From:Rio Grande Games
Cost: $40
Players: 2-4
Playing Time: 60-90 minutes
Type of game: Family Strategy
Skill level: 9
Complexity: 5
Reviewed by: Peter Sarrett, Issue 6.2 (22), January 2000


When Games Magazine names its Game of the Year, you take notice. The award is one of the only major such honors in the United States. Regardless of whether or not you agree with their past choices, you take a look at what they’ve selected this time. For 1999, Games picked a title that should please most gamers.

Torres looks like an abstract game. An attractive game, with delightfully evocative graphic design and plastic pieces molded to look like parts of a tower, but abstract nonetheless. Then you notice the special cards, and the codex of action point costs, and the scoring track, and you start to wonder. By the time you’ve finished your first game, you don’t care. All you know is that you want to play it again.

Each player starts with a knight on a different one of the game’s eight castles. Players have five action points to spend to improve their positions, which frequently means building onto existing castles.
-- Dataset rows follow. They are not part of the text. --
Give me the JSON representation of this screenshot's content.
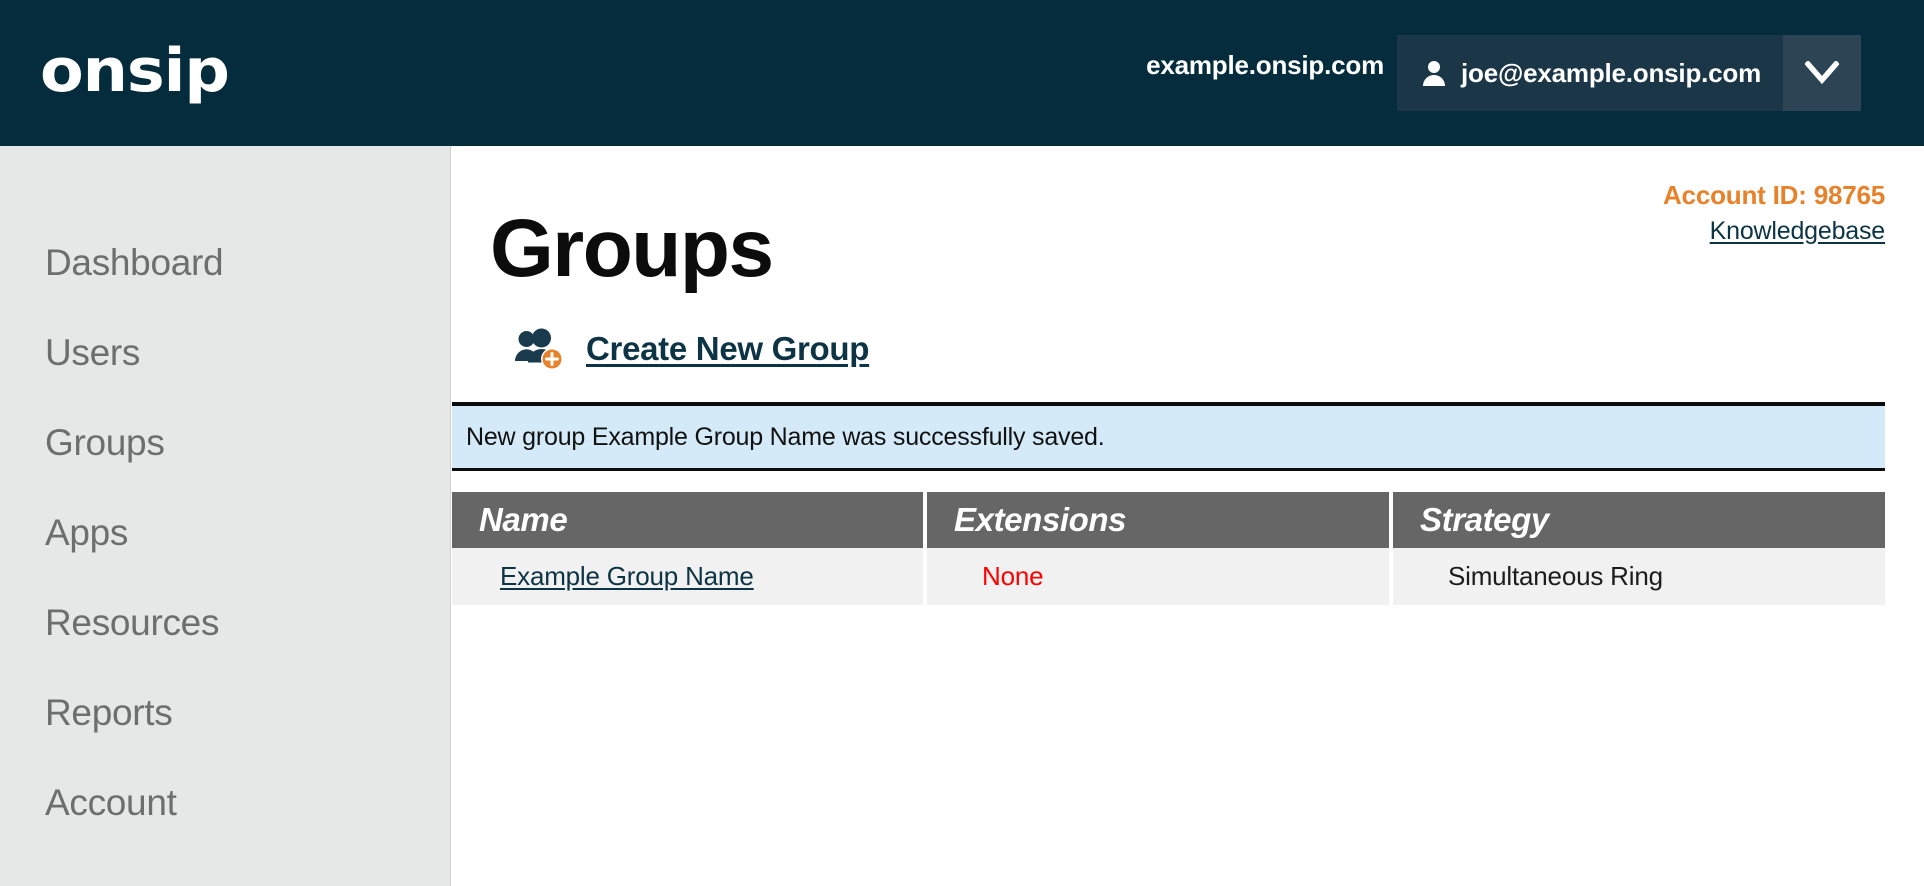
{
  "header": {
    "logo_text": "onsip",
    "logo_icon": "onsip-wordmark",
    "domain": "example.onsip.com",
    "user_email": "joe@example.onsip.com",
    "avatar_icon": "person-icon",
    "caret_icon": "chevron-down-icon",
    "bg_color": "#042c3c",
    "menu_color": "#1a3647",
    "caret_bg_color": "#2c4454"
  },
  "sidebar": {
    "bg_color": "#e6e8e7",
    "text_color": "#6e6e6e",
    "items": [
      {
        "label": "Dashboard"
      },
      {
        "label": "Users"
      },
      {
        "label": "Groups"
      },
      {
        "label": "Apps"
      },
      {
        "label": "Resources"
      },
      {
        "label": "Reports"
      },
      {
        "label": "Account"
      }
    ]
  },
  "main": {
    "account_id": "Account ID: 98765",
    "account_id_color": "#e8822a",
    "knowledgebase_label": "Knowledgebase",
    "page_title": "Groups",
    "create_new_group_label": "Create New Group",
    "create_icon": "group-add-icon",
    "link_color": "#0d3445",
    "flash": {
      "message": "New group Example Group Name was successfully saved.",
      "bg_color": "#d4eaf8",
      "border_color": "#0c0c0c"
    },
    "table": {
      "header_bg_color": "#666666",
      "row_bg_color": "#f1f1f1",
      "columns": [
        {
          "label": "Name"
        },
        {
          "label": "Extensions"
        },
        {
          "label": "Strategy"
        }
      ],
      "rows": [
        {
          "name": "Example Group Name",
          "extensions": "None",
          "extensions_color": "#ff0000",
          "strategy": "Simultaneous Ring"
        }
      ]
    }
  }
}
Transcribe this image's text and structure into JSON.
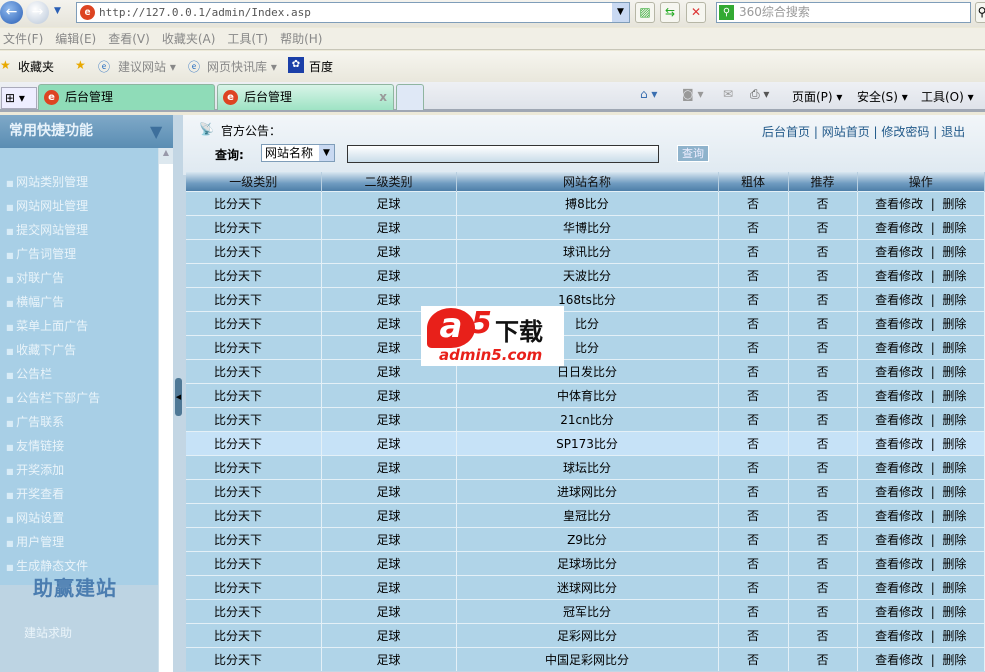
{
  "browser": {
    "url": "http://127.0.0.1/admin/Index.asp",
    "search_placeholder": "360综合搜索",
    "menu": [
      "文件(F)",
      "编辑(E)",
      "查看(V)",
      "收藏夹(A)",
      "工具(T)",
      "帮助(H)"
    ],
    "favorites": {
      "label": "收藏夹",
      "items": [
        "建议网站 ▾",
        "网页快讯库 ▾",
        "百度"
      ]
    },
    "tabs": [
      "后台管理",
      "后台管理"
    ],
    "cmd": [
      "页面(P) ▾",
      "安全(S) ▾",
      "工具(O) ▾"
    ]
  },
  "sidebar": {
    "title": "常用快捷功能",
    "items": [
      "网站类别管理",
      "网站网址管理",
      "提交网站管理",
      "广告词管理",
      "对联广告",
      "横幅广告",
      "菜单上面广告",
      "收藏下广告",
      "公告栏",
      "公告栏下部广告",
      "广告联系",
      "友情链接",
      "开奖添加",
      "开奖查看",
      "网站设置",
      "用户管理",
      "生成静态文件"
    ],
    "brand": "助赢建站",
    "help": "建站求助"
  },
  "header": {
    "notice": "官方公告：",
    "links": [
      "后台首页",
      "网站首页",
      "修改密码",
      "退出"
    ],
    "query_label": "查询:",
    "query_field": "网站名称",
    "query_button": "查询"
  },
  "table": {
    "columns": [
      "一级类别",
      "二级类别",
      "网站名称",
      "粗体",
      "推荐",
      "操作"
    ],
    "rows": [
      [
        "比分天下",
        "足球",
        "搏8比分",
        "否",
        "否"
      ],
      [
        "比分天下",
        "足球",
        "华博比分",
        "否",
        "否"
      ],
      [
        "比分天下",
        "足球",
        "球讯比分",
        "否",
        "否"
      ],
      [
        "比分天下",
        "足球",
        "天波比分",
        "否",
        "否"
      ],
      [
        "比分天下",
        "足球",
        "168ts比分",
        "否",
        "否"
      ],
      [
        "比分天下",
        "足球",
        "比分",
        "否",
        "否"
      ],
      [
        "比分天下",
        "足球",
        "比分",
        "否",
        "否"
      ],
      [
        "比分天下",
        "足球",
        "日日发比分",
        "否",
        "否"
      ],
      [
        "比分天下",
        "足球",
        "中体育比分",
        "否",
        "否"
      ],
      [
        "比分天下",
        "足球",
        "21cn比分",
        "否",
        "否"
      ],
      [
        "比分天下",
        "足球",
        "SP173比分",
        "否",
        "否"
      ],
      [
        "比分天下",
        "足球",
        "球坛比分",
        "否",
        "否"
      ],
      [
        "比分天下",
        "足球",
        "进球网比分",
        "否",
        "否"
      ],
      [
        "比分天下",
        "足球",
        "皇冠比分",
        "否",
        "否"
      ],
      [
        "比分天下",
        "足球",
        "Z9比分",
        "否",
        "否"
      ],
      [
        "比分天下",
        "足球",
        "足球场比分",
        "否",
        "否"
      ],
      [
        "比分天下",
        "足球",
        "迷球网比分",
        "否",
        "否"
      ],
      [
        "比分天下",
        "足球",
        "冠军比分",
        "否",
        "否"
      ],
      [
        "比分天下",
        "足球",
        "足彩网比分",
        "否",
        "否"
      ],
      [
        "比分天下",
        "足球",
        "中国足彩网比分",
        "否",
        "否"
      ]
    ],
    "edit_label": "查看修改",
    "delete_label": "删除"
  },
  "watermark": {
    "text": "a5下载",
    "domain": "admin5.com"
  }
}
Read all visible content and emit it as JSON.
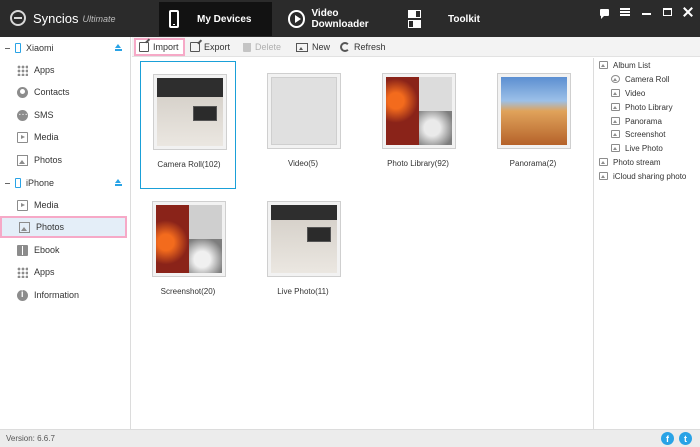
{
  "app": {
    "name": "Syncios",
    "edition": "Ultimate"
  },
  "nav_tabs": {
    "devices": "My Devices",
    "video": "Video Downloader",
    "toolkit": "Toolkit"
  },
  "devices": [
    {
      "name": "Xiaomi"
    },
    {
      "name": "iPhone"
    }
  ],
  "sidebar": {
    "xiaomi_items": [
      {
        "label": "Apps",
        "icon": "apps-icon"
      },
      {
        "label": "Contacts",
        "icon": "contacts-icon"
      },
      {
        "label": "SMS",
        "icon": "sms-icon"
      },
      {
        "label": "Media",
        "icon": "media-icon"
      },
      {
        "label": "Photos",
        "icon": "photos-icon"
      }
    ],
    "iphone_items": [
      {
        "label": "Media",
        "icon": "media-icon"
      },
      {
        "label": "Photos",
        "icon": "photos-icon",
        "selected": true
      },
      {
        "label": "Ebook",
        "icon": "ebook-icon"
      },
      {
        "label": "Apps",
        "icon": "apps-icon"
      },
      {
        "label": "Information",
        "icon": "info-icon"
      }
    ]
  },
  "toolbar": {
    "import": "Import",
    "export": "Export",
    "delete": "Delete",
    "new": "New",
    "refresh": "Refresh"
  },
  "albums": [
    {
      "name": "Camera Roll(102)",
      "selected": true
    },
    {
      "name": "Video(5)"
    },
    {
      "name": "Photo Library(92)"
    },
    {
      "name": "Panorama(2)"
    },
    {
      "name": "Screenshot(20)"
    },
    {
      "name": "Live Photo(11)"
    }
  ],
  "album_tree": {
    "root": "Album List",
    "children": [
      "Camera Roll",
      "Video",
      "Photo Library",
      "Panorama",
      "Screenshot",
      "Live Photo"
    ],
    "extra": [
      "Photo stream",
      "iCloud sharing photo"
    ]
  },
  "status": {
    "version": "Version: 6.6.7"
  },
  "colors": {
    "accent": "#29a3e6",
    "highlight": "#f6a9c7",
    "titlebar": "#2b2b2b",
    "selection": "#1aa0d8"
  }
}
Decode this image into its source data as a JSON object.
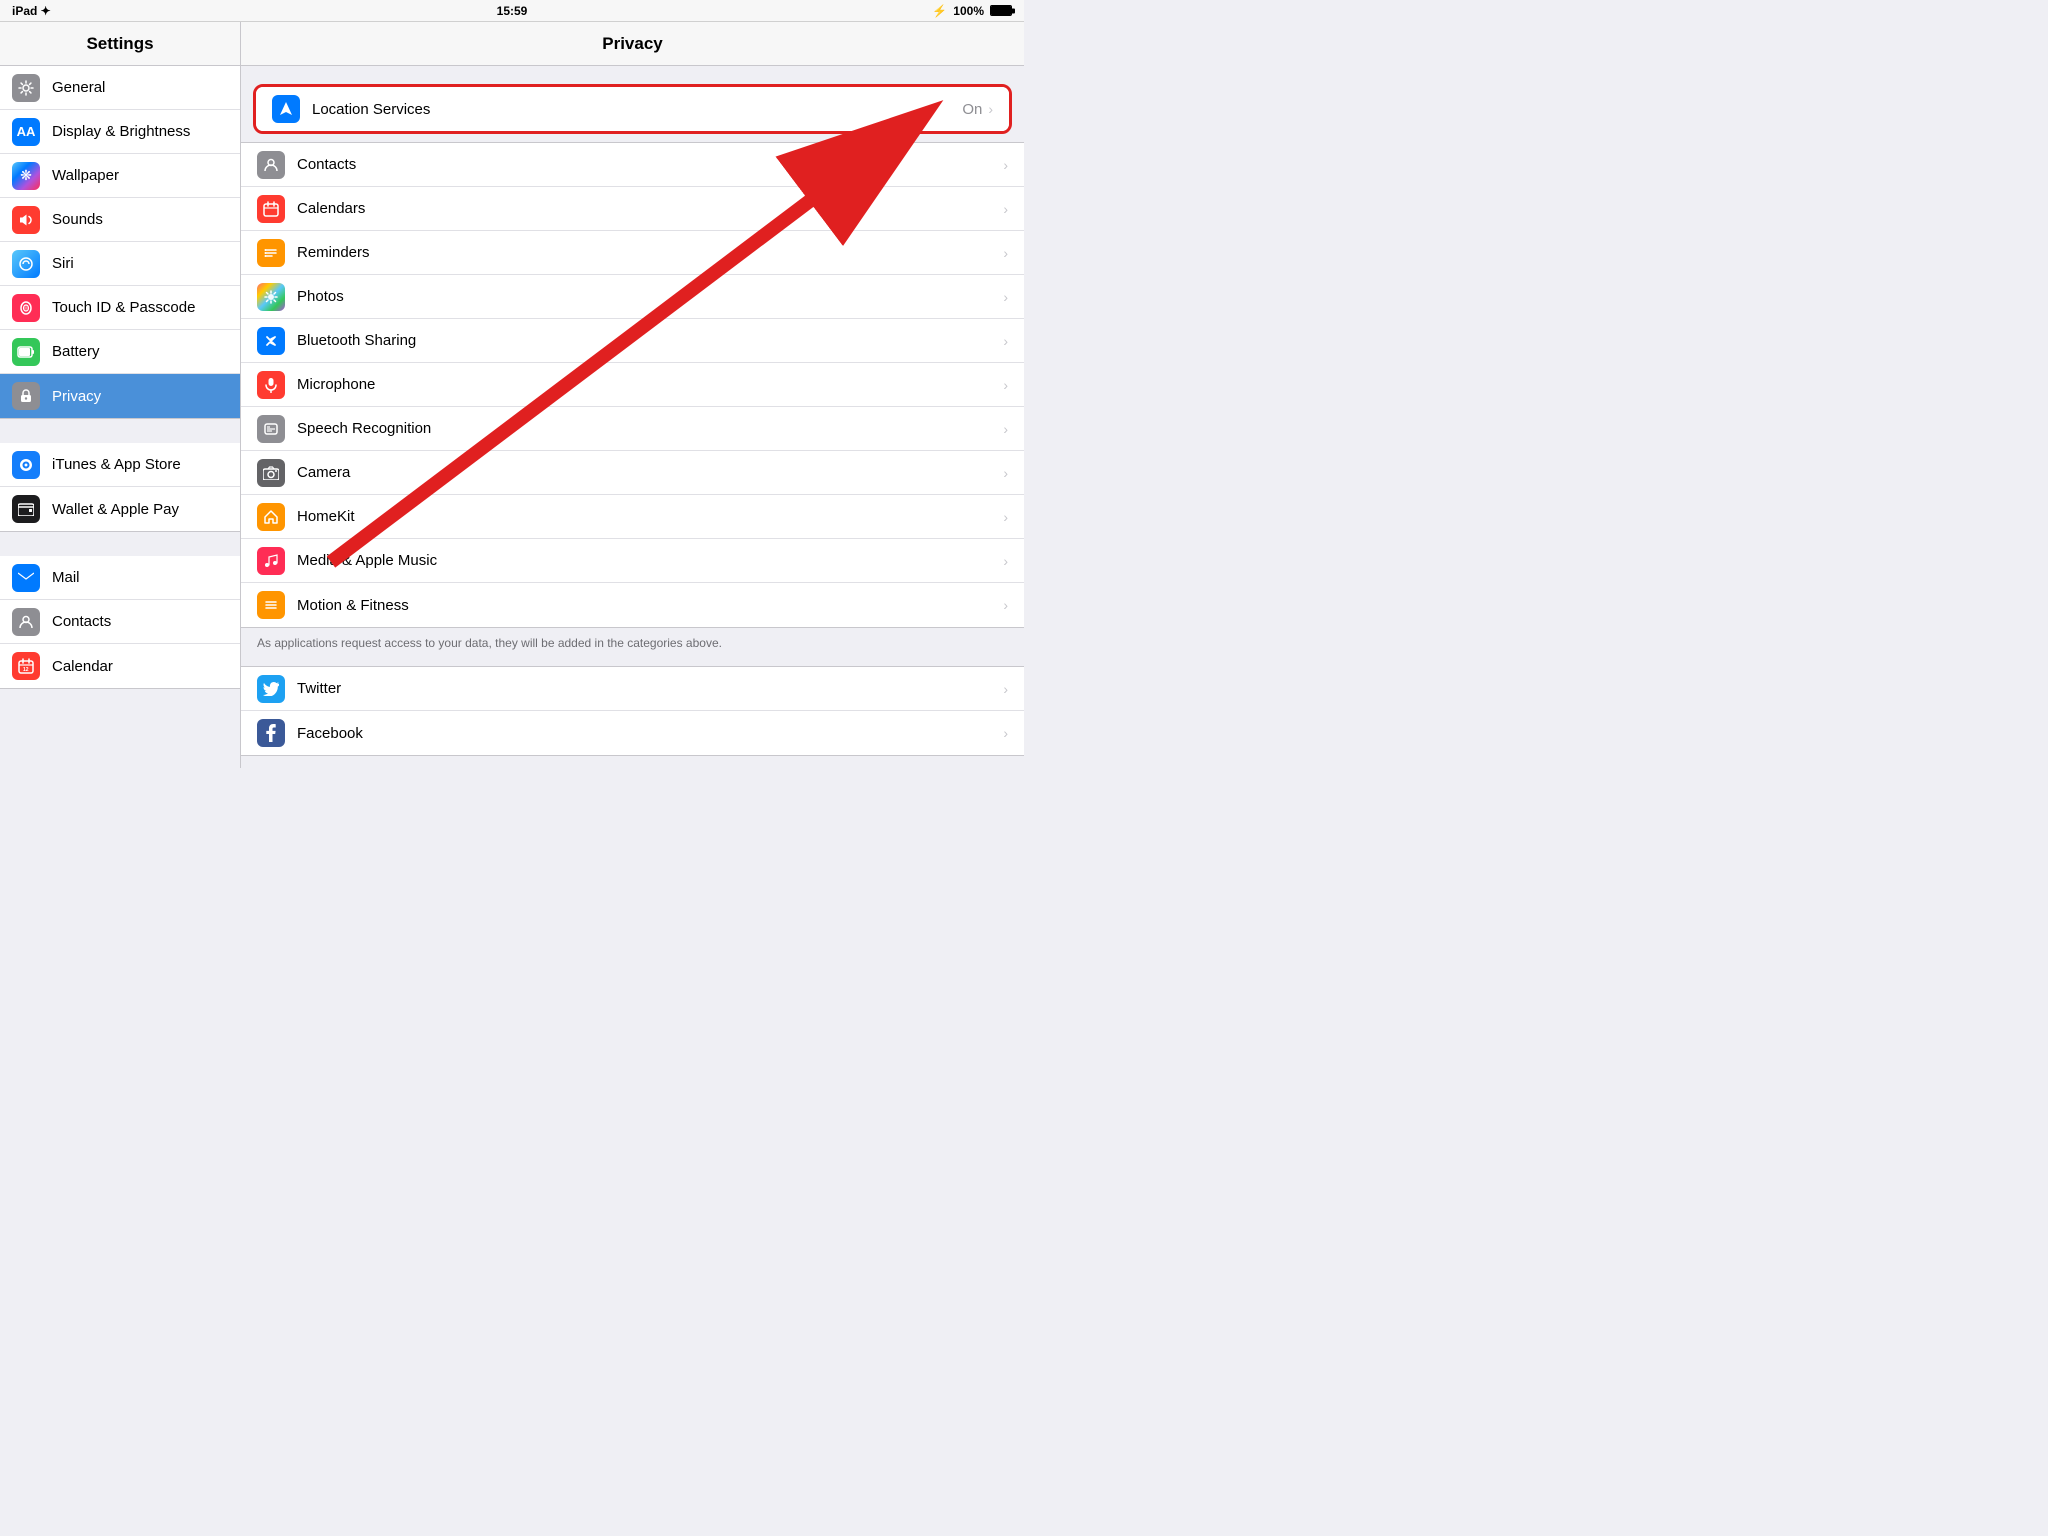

Castles can be built outward or upward, and many towers will rise to five stories or taller during the game. Castles are never allowed to merge with each other, so early builds tend to stake out territory before a neighboring castle encroaches. Games like Manhattan and Big Boss have used the third dimension in the past, but what’s refreshing about Torres is that the growing topography is not merely a scoring device- it affects other aspects of gameplay, like movement. New knights can only come onto the board next to but not higher than another knight of the same color. Knights can take superhuman leaps downward from any height but can only step up one level at a time.

Climbing up is vital to scoring. At the end of each of the game’s three rounds, players score for their highest knights in each castle. Their score is the height of the knight multiplied by the castle’s surface area (the number of spaces the castle occupies). Increasing a castle’s surface area therefore helps all players with knights in that castle, but getting your knight to a higher level helps only yourself.

One castle each round hosts the king, and having a knight at a particular height in that castle scores a bonus. This can be tricky, as the required height is always low and often requires you to bring another knight over so your higher one can stay where he is and score more points.

What really makes the game sing, however, are the Action cards. Each player gets an identical deck of ten, only one of which can be played (at no cost) per turn. They let players bend the rules in marvelously helpful ways, like gaining extra actions, moving a tower segment, and jumping a knight up an extra level. The player who best uses these cards has a terrific advantage, and executing a particularly good play with one is very satisfying. Go straight to the variant in which players draw 3 cards and keep 1 or, once all players are comfortable with the game, let everyone start with all cards in their hand. Reducing or eliminating the random element of card draw makes the game more strategic and closely fought.

Torres is just about the archetypal Teutonic game. It’s completely abstract with a thin veneer of theme pasted on- just enough to hold it together. The game progresses through a fixed number of rounds. On each turn players want to do more than they’re allowed and must choose among possible actions carefully. Points are tallied via the ubiquitous scoring track. About the only thing missing from the profile is simultaneous play- groups with slow players, take notice. Torres is certainly one of the best games released in 1999 and you could do a lot worse than giving it your consideration.